Your program seems to be flawed because the program closes after it writes "End". Whereas the memory leak is for when the program stays open. Try adding a Console.ReadLine(); after the Console.WriteLine("End...") and repeat the experiment.

I am using C# in Unity. Using the same code:

using System.Collections;
using System.Collections.Generic;
using UnityEngine;
using System;
using System.IO;
using Microsoft.ML.OnnxRuntime;
using Microsoft.ML.OnnxRuntime.Tensors;

class OrtTestApp : MonoBehaviour
{
    void Reload()
    {
        Debug.Log("Begin...");

        SessionOptions sessionOptions = new SessionOptions
        {
            ExecutionMode = ExecutionMode.ORT_SEQUENTIAL,
            GraphOptimizationLevel = GraphOptimizationLevel.ORT_ENABLE_EXTENDED,
            EnableMemoryPattern = false,
        };
        sessionOptions.AppendExecutionProvider_DML(0);
        InferenceSession session = new InferenceSession("model.onnx", sessionOptions);
        session.Dispose();

        Debug.Log("End...");
    }

    private void Update()
    {
        if (Input.GetKeyDown(KeyCode.Space))
        {
            Reload();
        }
    }
}

screenshot_taskmanager

As you can see about a memory leak of over 1GB.

Perhaps its just a Unity thing, though I don't see how. I am using the latest dev build of onnxruntime directml and the onnxruntime managed library.

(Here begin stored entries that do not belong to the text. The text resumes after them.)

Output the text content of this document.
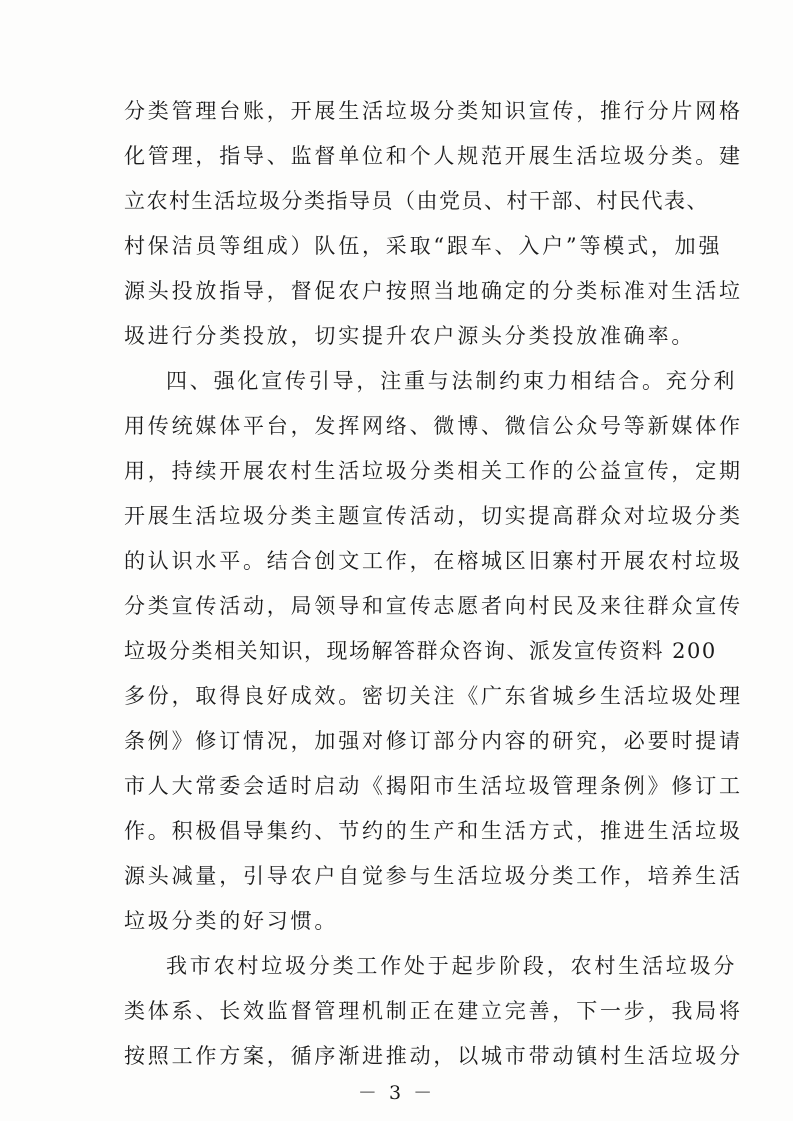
分类管理台账，开展生活垃圾分类知识宣传，推行分片网格
化管理，指导、监督单位和个人规范开展生活垃圾分类。建
立农村生活垃圾分类指导员（由党员、村干部、村民代表、
村保洁员等组成）队伍，采取“跟车、入户”等模式，加强
源头投放指导，督促农户按照当地确定的分类标准对生活垃
圾进行分类投放，切实提升农户源头分类投放准确率。
四、强化宣传引导，注重与法制约束力相结合。充分利
用传统媒体平台，发挥网络、微博、微信公众号等新媒体作
用，持续开展农村生活垃圾分类相关工作的公益宣传，定期
开展生活垃圾分类主题宣传活动，切实提高群众对垃圾分类
的认识水平。结合创文工作，在榕城区旧寨村开展农村垃圾
分类宣传活动，局领导和宣传志愿者向村民及来往群众宣传
垃圾分类相关知识，现场解答群众咨询、派发宣传资料 200
多份，取得良好成效。密切关注《广东省城乡生活垃圾处理
条例》修订情况，加强对修订部分内容的研究，必要时提请
市人大常委会适时启动《揭阳市生活垃圾管理条例》修订工
作。积极倡导集约、节约的生产和生活方式，推进生活垃圾
源头减量，引导农户自觉参与生活垃圾分类工作，培养生活
垃圾分类的好习惯。
我市农村垃圾分类工作处于起步阶段，农村生活垃圾分
类体系、长效监督管理机制正在建立完善，下一步，我局将
按照工作方案，循序渐进推动，以城市带动镇村生活垃圾分
－ 3 －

Same experiment but without external weights file: (no memory leak here) screenshot_taskmanager2 Therefor my only conclusion can be is that the external weights files are not getting cleared by Dispose.

fdwr commented 1 year ago

@pauldog I repro it when running a longer loop. It's definitely, like you say, related to these separate weight files.

βœ… CPU EP + C# βœ… CPU EP + C++ βœ… DML EP + C# + single model βœ… DML EP + C++ + single model ❌ DML EP + C# + separate weights ❌ DML EP + C++ + separate weights (e.g. SD1.5)

image

ssube commented 1 year ago

fwiw, I don't think this behavior is specific to C# or DirectML: I have a Python program doing repeated inferences and it reliably runs out of memory after about 95 runs, with a very similar memory graph, on both CUDA and DirectML (attempting to test on ROCm as well). It does seem to be related to models with external weights, I have not seen it on smaller single-file models, but the SD v1.5 UNet hits about ~300GB of virtual memory on the CPU side within 100 runs, even if I close the sessions/options. Unloading and reloading the model after 10 runs frees up VRAM, but does not fix the CPU side. Restarting the worker process entirely after 10 runs does free up all of the memory, but requires multiprocessing and reloading everything.

elephantpanda commented 1 year ago

yes, it needs to be fixed to be able run model >2GB without leaking memory.

pranavsharma commented 1 year ago

I can repo this on CUDA as well. Will try to take a look this week.